Last year, the Toledo-area resident was sworn in as a U.S. citizen.

Yet since last August, U.S. agents have detained Dabdoub 17 times at the Canadian border. He’s been handcuffed, frisked, fingerprinted, interrogated and held for up to four hours. His wife has been subjected to similar procedures when she and their two young children have crossed the border.

Dabdoub, 39, who was born in Saudi Arabia to Palestinian parents, and his Chicago-born wife Amanda hold dual U.S. and Canadian citizenship. They regularly travel to Windsor, Ontario, to visit relatives and, until last summer, crossed the border without incident.

The engineer spoke about his experiences to about 150 people attending a forum Sunday night on detentions at the U.S.-Canadian border.
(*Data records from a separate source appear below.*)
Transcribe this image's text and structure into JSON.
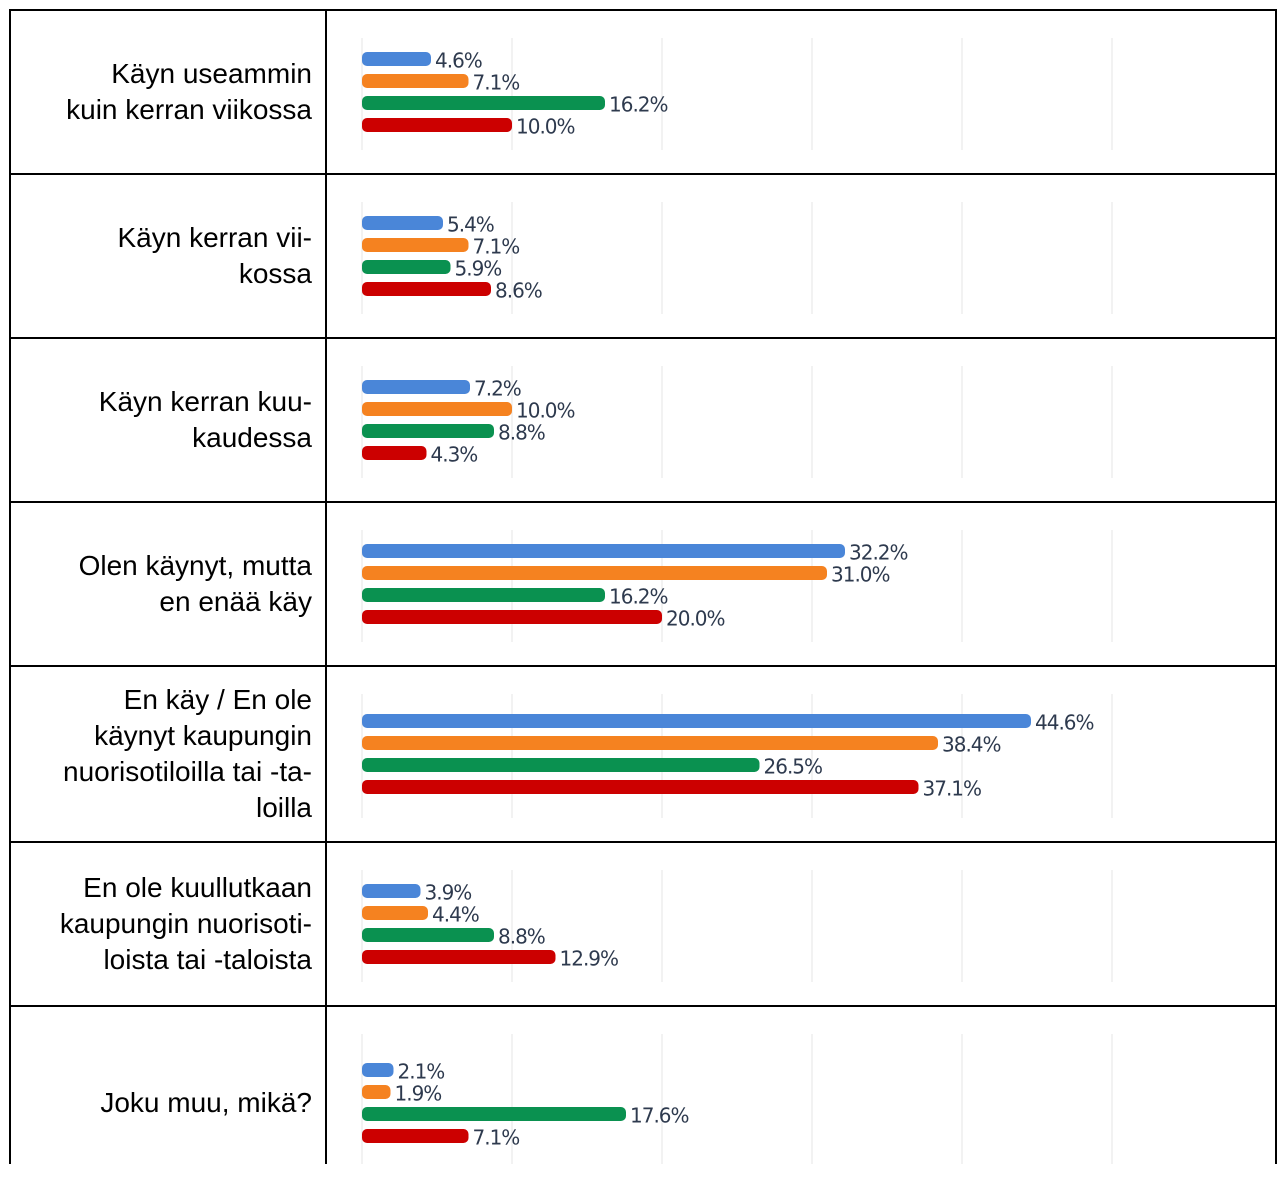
{
  "chart_data": {
    "type": "bar",
    "orientation": "horizontal",
    "categories": [
      "Käyn useammin\nkuin kerran viikossa",
      "Käyn kerran vii-\nkossa",
      "Käyn kerran kuu-\nkaudessa",
      "Olen käynyt, mutta\nen enää käy",
      "En käy / En ole\nkäynyt kaupungin\nnuorisotiloilla tai -ta-\nloilla",
      "En ole kuullutkaan\nkaupungin nuorisoti-\nloista tai -taloista",
      "Joku muu, mikä?"
    ],
    "series": [
      {
        "color": "#4a86d8",
        "values": [
          4.6,
          5.4,
          7.2,
          32.2,
          44.6,
          3.9,
          2.1
        ],
        "value_labels": [
          "4.6%",
          "5.4%",
          "7.2%",
          "32.2%",
          "44.6%",
          "3.9%",
          "2.1%"
        ]
      },
      {
        "color": "#f58220",
        "values": [
          7.1,
          7.1,
          10.0,
          31.0,
          38.4,
          4.4,
          1.9
        ],
        "value_labels": [
          "7.1%",
          "7.1%",
          "10.0%",
          "31.0%",
          "38.4%",
          "4.4%",
          "1.9%"
        ]
      },
      {
        "color": "#0a9150",
        "values": [
          16.2,
          5.9,
          8.8,
          16.2,
          26.5,
          8.8,
          17.6
        ],
        "value_labels": [
          "16.2%",
          "5.9%",
          "8.8%",
          "16.2%",
          "26.5%",
          "8.8%",
          "17.6%"
        ]
      },
      {
        "color": "#cc0000",
        "values": [
          10.0,
          8.6,
          4.3,
          20.0,
          37.1,
          12.9,
          7.1
        ],
        "value_labels": [
          "10.0%",
          "8.6%",
          "4.3%",
          "20.0%",
          "37.1%",
          "12.9%",
          "7.1%"
        ]
      }
    ],
    "xlim": [
      0,
      50
    ],
    "xticks": [
      0,
      10,
      20,
      30,
      40,
      50
    ],
    "grid": true
  }
}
The Rights Working Group’s “Liberty and Justice for All” campaign, the American Civil Liberties Union of Ohio, and the Council on American-Islamic Relations (CAIR), among others, sponsored the event.

Since Sept. 11, amid fears of another terrorist attack, Muslims, South Asians and the Arab community have had to fight for their rights, said Harvey Grossman, legal director of the ACLU of Illinois, who also spoke at the forum. Last year, the ACLU filed suit in Chicago federal court on behalf of nine Muslims and Arab-Americans who, the lawyer said, have been victims of dehumanizing treatment and punitive detentions at the border. . .

Julia Shearson, executive director of the Cleveland office of CAIR, recently won a partial victory when she sued under the Freedom of Information Act to see documents about her 3-1/2 hour detention last year at the Canadian border at Buffalo. While traveling with her 4-year-old daughter, Shearson was “hauled away in handcuffs” and separated from her child, she says.

The judge ordered release of most of the documents about the detention, although major sections were edited out. Shearson is continuing to litigate for the remainder of the information.